Outrage over 7-Eleven workers as Black Saturday victims languish
Plus: A call for our skilled migration policy to give way to the politics of feelings.
The Sydney Morning Herald reports on 7-Eleven workers allegedly being rorted, yesterday:
7-Eleven has been sprung short-changing workers potentially millions of dollars in back pay by changing the way compensation payouts are being calculated.
Josh Bornstein, principal of Maurice Blackburn Lawyers, which handled 7-Eleven workers’ cases, tweets a link to the story, yesterday:
You wouldn’t credit this but #7Eleven have been underpaying outstanding backpay to its workers.

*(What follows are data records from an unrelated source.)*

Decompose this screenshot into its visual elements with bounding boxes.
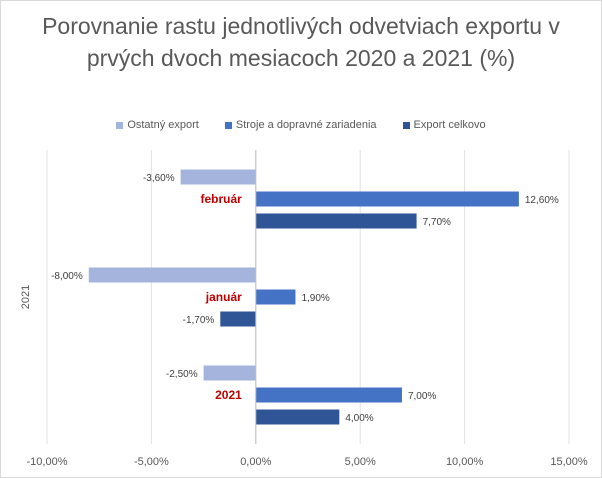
legend-swatch-export-celkovo bbox=[402, 121, 410, 129]
legend-label-stroje: Stroje a dopravné zariadenia bbox=[235, 119, 377, 131]
x-tick-label-3: 5,00% bbox=[345, 456, 376, 468]
data-label-2-1: -1,70% bbox=[183, 315, 215, 326]
x-tick-label-2: 0,00% bbox=[240, 456, 271, 468]
x-tick-label-4: 10,00% bbox=[446, 456, 484, 468]
legend-swatch-ostatny-export bbox=[116, 121, 124, 129]
legend: Ostatný export Stroje a dopravné zariade… bbox=[0, 119, 602, 131]
legend-item-export-celkovo: Export celkovo bbox=[402, 119, 486, 131]
bar-0-1 bbox=[88, 267, 256, 283]
category-label-1: január bbox=[205, 290, 242, 304]
legend-item-ostatny-export: Ostatný export bbox=[116, 119, 199, 131]
data-label-0-2: -2,50% bbox=[166, 369, 198, 380]
bar-1-2 bbox=[255, 387, 402, 403]
legend-item-stroje: Stroje a dopravné zariadenia bbox=[224, 119, 377, 131]
x-tick-label-0: -10,00% bbox=[27, 456, 68, 468]
bar-2-2 bbox=[255, 409, 340, 425]
bar-1-1 bbox=[255, 289, 296, 305]
data-label-2-0: 7,70% bbox=[423, 217, 451, 228]
bar-2-1 bbox=[220, 311, 256, 327]
category-label-2: 2021 bbox=[215, 388, 242, 402]
legend-label-export-celkovo: Export celkovo bbox=[413, 119, 486, 131]
y-axis-label: 2021 bbox=[20, 285, 32, 309]
data-label-1-1: 1,90% bbox=[301, 293, 329, 304]
data-label-0-1: -8,00% bbox=[51, 271, 83, 282]
category-label-0: február bbox=[200, 192, 242, 206]
chart-title: Porovnanie rastu jednotlivých odvetviach… bbox=[42, 13, 560, 71]
data-label-2-2: 4,00% bbox=[345, 413, 373, 424]
legend-swatch-stroje bbox=[224, 121, 232, 129]
bar-2-0 bbox=[255, 213, 417, 229]
bar-0-0 bbox=[180, 169, 256, 185]
data-label-1-0: 12,60% bbox=[525, 195, 559, 206]
x-tick-label-5: 15,00% bbox=[550, 456, 588, 468]
data-label-0-0: -3,60% bbox=[143, 173, 175, 184]
bar-0-2 bbox=[203, 365, 256, 381]
x-tick-label-1: -5,00% bbox=[134, 456, 169, 468]
legend-label-ostatny-export: Ostatný export bbox=[127, 119, 199, 131]
data-label-1-2: 7,00% bbox=[408, 391, 436, 402]
bar-1-0 bbox=[255, 191, 519, 207]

The Australian’s Hedley Thomas reporting on Maurice Blackburn’s handling of Black Saturday bushfire claims, April 9:
Top partners in a leading law firm have pocketed record dividends totalling more than $16 million in one year arising from huge settlements in class actions for the 2009 Black Saturday bushfires in Victoria — but the victims are yet to receive anything. Several thousand survivors of the fires who signed up with law firm Maurice Blackburn are still waiting for compensation, with many in severe financial distress before, and since, a huge financial settlement in 2014 and a second one last year were entrusted to the firm to administer.
Bornstein again on Twitter complaining about 7-Eleven, August 24:
Need reforms to make franchise liable for underpayment of franchisees.
By the way, who were those top partners? More from The Australian, April 9:
The dividend sums pocketed by the partners who held the more lucrative ordinary shares in the firm in the last financial year — Mr Walsh, Josh Bornstein, Kathryn Booth, John Voyage (since resigned), Rod Hodgson, John Salanitri, Bennett Slade, Liberty Sanger, Mr Watson and Peter Koutsoukis — are not disclosed in the financial accounts.
Julian Burnside QC, quoted on Bornstein’s page on the Maurice Blackburn website:
When the forces of darkness are on your back, you want Josh at your side.
Jessica Irvine makes the case for a strong skilled migration program, The Age, Monday:
The bottom line is clear: the total benefits of Australia’s migration intake to the economy exceed the costs … Of course, assumptions matter. To get these economic benefits, Australia must continue to run a program that targets young and skilled migrants.
Ah, that’s all too hard. Let’s just open up the borders. The senior economics writer continues, yesterday:
To live in the most sparsely populated continent on earth and declare ourselves full is mean-spirited, defeatist behaviour of the highest order … Any challenges that arise through competition for low-skilled jobs and increased urban congestion pale in comparison to the danger of embracing an anti-immigration … and fearful national culture. If you truly love Australia, keep our borders free.
Nikolai Tolstoy, chancellor of the International Monarchist League, writing in The New York Times that the US should consider returning to a crown, Sunday:
Indeed, the modern history of Europe has shown that those countries fortunate enough to enjoy a king or queen as head of state tend to be more stable and better governed than most of the Continent’s republican states. By the same token, demagogic dictators have proved unremittingly hostile to monarchy because the institution represents a dangerously venerated alternative to their ambitions … (Americans), there is an alternative.